Secondary prevention of furuncle (carbuncle) of the nose is a set of measures aimed at preventing recurrence of furuncle of the nose and (or) its complications in individuals at risk. First of all, we are talking about patients with pustular skin diseases (pyoderma) of the nose and nasal vestibule (folliculitis, sycosis), patients with diabetes mellitus, immunodeficiency states of various origins. An extremely important role is played by medical examination, systematic medical examinations, the level of awareness of patients about the causes and clinical manifestations of furuncle of the nose, possible complications of this disease, the need for consultation with an otolaryngologist to decide on further treatment. Of particular importance in this regard is the timely elimination of foci of chronic infection (caries, tonsillitis, sinusitis), correction of existing changes in carbohydrate metabolism, immune deficiency and other systemic disorders.

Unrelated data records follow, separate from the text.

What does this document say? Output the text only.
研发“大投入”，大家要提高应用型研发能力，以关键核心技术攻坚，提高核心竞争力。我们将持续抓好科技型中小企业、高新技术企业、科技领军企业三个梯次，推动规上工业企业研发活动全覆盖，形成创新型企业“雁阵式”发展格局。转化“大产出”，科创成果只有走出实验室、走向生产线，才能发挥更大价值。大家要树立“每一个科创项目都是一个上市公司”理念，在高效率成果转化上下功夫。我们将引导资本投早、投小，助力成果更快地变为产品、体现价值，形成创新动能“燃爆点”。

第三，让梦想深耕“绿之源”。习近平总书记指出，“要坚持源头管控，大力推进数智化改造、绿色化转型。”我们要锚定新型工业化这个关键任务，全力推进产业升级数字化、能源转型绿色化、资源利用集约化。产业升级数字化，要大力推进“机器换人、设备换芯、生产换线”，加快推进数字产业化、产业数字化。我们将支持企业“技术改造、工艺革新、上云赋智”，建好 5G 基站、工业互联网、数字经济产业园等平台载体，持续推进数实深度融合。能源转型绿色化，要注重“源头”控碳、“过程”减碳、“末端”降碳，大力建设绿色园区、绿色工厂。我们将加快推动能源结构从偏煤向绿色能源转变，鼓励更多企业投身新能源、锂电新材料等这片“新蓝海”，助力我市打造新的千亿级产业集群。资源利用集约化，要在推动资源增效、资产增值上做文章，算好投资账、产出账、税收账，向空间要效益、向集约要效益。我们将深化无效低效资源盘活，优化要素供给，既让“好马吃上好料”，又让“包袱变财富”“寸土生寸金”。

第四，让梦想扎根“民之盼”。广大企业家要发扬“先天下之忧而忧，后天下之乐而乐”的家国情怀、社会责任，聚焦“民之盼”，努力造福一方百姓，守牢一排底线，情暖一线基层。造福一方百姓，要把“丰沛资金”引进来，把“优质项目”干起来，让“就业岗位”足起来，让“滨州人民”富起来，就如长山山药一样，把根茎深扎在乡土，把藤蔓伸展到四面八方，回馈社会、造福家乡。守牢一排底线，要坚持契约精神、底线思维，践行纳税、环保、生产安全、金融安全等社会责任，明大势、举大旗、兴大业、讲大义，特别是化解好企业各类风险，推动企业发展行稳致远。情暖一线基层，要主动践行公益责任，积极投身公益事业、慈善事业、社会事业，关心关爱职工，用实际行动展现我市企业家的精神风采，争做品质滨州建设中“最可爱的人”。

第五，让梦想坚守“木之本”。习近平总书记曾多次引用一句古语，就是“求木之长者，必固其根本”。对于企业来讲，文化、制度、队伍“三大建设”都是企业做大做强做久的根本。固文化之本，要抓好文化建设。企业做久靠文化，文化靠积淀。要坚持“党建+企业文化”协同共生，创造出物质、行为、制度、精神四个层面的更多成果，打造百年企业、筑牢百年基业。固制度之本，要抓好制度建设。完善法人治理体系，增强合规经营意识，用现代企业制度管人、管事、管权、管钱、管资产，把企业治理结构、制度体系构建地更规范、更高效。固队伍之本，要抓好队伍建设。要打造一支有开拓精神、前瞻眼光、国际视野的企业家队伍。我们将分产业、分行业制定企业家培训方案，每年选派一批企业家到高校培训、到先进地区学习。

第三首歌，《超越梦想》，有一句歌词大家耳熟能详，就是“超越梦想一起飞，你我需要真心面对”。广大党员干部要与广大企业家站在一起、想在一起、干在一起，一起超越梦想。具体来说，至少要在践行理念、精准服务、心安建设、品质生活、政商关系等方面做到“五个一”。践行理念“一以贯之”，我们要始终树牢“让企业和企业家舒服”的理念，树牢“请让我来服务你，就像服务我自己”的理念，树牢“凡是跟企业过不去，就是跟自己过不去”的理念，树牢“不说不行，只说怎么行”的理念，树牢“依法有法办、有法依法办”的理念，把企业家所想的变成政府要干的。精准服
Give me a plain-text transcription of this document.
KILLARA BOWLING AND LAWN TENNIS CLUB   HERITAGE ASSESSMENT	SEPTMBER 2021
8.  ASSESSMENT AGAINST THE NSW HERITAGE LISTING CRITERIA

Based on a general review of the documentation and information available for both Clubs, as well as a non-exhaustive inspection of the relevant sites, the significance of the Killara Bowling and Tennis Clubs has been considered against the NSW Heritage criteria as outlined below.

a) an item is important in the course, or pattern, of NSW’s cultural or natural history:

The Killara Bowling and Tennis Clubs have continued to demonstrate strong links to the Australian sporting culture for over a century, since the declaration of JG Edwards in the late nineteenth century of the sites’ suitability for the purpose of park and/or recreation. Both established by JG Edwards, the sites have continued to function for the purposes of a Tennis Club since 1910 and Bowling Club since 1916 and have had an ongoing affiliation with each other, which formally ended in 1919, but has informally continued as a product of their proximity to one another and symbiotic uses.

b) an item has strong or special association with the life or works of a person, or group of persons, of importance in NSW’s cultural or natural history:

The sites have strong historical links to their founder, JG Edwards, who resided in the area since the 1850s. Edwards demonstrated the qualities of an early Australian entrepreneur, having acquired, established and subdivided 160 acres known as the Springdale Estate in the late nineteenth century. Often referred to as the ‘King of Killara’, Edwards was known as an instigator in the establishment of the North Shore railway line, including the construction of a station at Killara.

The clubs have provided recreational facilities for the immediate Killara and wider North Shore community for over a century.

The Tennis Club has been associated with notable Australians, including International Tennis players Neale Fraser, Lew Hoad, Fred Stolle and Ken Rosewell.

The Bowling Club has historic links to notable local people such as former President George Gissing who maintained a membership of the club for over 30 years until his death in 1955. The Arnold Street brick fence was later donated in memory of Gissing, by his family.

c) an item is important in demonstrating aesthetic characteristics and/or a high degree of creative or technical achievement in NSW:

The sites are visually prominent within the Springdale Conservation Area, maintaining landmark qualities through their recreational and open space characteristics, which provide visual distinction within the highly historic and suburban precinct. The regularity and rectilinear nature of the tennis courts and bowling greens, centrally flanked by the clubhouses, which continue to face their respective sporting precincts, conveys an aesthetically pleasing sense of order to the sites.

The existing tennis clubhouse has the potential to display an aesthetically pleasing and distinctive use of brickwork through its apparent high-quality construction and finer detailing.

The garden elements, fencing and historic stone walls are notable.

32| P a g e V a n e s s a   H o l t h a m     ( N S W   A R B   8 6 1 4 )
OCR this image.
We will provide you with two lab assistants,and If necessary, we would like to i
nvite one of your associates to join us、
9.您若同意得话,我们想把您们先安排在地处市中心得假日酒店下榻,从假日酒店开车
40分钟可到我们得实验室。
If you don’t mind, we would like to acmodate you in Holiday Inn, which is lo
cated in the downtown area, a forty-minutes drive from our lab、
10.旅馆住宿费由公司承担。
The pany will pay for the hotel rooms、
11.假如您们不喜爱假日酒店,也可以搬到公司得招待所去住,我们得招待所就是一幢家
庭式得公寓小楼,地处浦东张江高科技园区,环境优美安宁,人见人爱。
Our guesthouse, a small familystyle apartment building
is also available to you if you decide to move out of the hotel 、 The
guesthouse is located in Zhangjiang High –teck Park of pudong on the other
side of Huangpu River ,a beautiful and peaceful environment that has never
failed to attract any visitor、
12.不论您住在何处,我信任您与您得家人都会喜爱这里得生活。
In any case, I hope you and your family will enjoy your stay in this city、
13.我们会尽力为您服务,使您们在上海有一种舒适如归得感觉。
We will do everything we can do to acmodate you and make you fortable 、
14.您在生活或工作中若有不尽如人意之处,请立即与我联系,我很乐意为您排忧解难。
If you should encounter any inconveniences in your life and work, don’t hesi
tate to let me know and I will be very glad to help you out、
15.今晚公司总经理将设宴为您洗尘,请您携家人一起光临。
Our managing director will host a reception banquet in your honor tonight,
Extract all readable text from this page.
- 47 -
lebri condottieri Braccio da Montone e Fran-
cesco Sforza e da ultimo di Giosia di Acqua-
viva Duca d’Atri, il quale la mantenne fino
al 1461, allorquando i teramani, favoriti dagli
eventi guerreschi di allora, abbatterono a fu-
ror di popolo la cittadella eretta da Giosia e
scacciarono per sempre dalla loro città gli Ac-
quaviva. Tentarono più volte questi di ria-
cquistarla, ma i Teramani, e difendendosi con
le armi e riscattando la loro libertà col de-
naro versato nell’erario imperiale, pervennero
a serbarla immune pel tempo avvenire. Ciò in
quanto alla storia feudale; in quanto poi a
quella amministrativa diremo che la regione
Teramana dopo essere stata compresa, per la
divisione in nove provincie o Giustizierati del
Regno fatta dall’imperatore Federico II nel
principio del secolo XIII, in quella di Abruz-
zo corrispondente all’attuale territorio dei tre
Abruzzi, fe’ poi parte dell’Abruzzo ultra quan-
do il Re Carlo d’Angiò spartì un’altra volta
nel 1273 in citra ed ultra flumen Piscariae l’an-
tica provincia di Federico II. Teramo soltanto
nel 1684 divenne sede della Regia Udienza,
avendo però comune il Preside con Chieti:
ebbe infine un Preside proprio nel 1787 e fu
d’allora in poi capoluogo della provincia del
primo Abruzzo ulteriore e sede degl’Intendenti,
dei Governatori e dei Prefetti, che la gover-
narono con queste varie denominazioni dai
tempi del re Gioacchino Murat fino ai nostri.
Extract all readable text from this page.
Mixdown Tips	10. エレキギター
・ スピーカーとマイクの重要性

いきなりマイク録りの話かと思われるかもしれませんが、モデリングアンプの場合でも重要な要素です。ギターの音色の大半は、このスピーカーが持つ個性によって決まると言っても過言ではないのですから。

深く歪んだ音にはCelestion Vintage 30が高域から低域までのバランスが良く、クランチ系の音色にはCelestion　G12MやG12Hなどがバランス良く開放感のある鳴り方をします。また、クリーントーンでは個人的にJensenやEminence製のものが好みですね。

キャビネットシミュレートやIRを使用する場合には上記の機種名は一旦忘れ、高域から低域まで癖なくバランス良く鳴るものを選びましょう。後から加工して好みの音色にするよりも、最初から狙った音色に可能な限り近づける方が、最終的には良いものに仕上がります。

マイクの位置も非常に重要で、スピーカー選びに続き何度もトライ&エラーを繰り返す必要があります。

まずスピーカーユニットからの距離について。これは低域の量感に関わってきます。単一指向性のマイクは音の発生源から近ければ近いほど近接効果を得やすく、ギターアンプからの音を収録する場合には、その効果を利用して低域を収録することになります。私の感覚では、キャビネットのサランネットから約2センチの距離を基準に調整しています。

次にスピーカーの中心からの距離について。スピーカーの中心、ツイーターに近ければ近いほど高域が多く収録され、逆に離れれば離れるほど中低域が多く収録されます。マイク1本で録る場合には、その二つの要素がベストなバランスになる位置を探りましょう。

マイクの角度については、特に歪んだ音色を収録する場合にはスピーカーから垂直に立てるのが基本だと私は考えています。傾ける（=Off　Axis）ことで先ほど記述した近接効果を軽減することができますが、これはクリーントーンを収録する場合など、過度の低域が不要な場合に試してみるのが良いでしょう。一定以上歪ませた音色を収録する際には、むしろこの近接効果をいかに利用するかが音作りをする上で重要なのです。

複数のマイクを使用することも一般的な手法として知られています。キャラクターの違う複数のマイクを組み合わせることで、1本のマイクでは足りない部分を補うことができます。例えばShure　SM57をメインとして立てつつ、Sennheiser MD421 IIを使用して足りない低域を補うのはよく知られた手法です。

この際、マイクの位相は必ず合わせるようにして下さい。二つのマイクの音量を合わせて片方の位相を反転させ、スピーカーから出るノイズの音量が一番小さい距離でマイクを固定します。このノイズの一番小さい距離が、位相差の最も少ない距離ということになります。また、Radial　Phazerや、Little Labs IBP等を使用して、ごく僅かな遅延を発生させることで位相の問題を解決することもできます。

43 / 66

trusted-source[ 28 ], [ 29 ]

Forecast

The prognosis for an uncomplicated course and adequate treatment is favorable. In the presence of complications, concomitant diseases, the prognosis is determined by the prevalence of the process and the severity of the condition, the timeliness and adequacy of treatment measures, the degree of compensation for concomitant diseases.


The iLive portal does not provide medical advice, diagnosis or treatment.
The information published on the portal is for reference only and should not be used without consulting a specialist.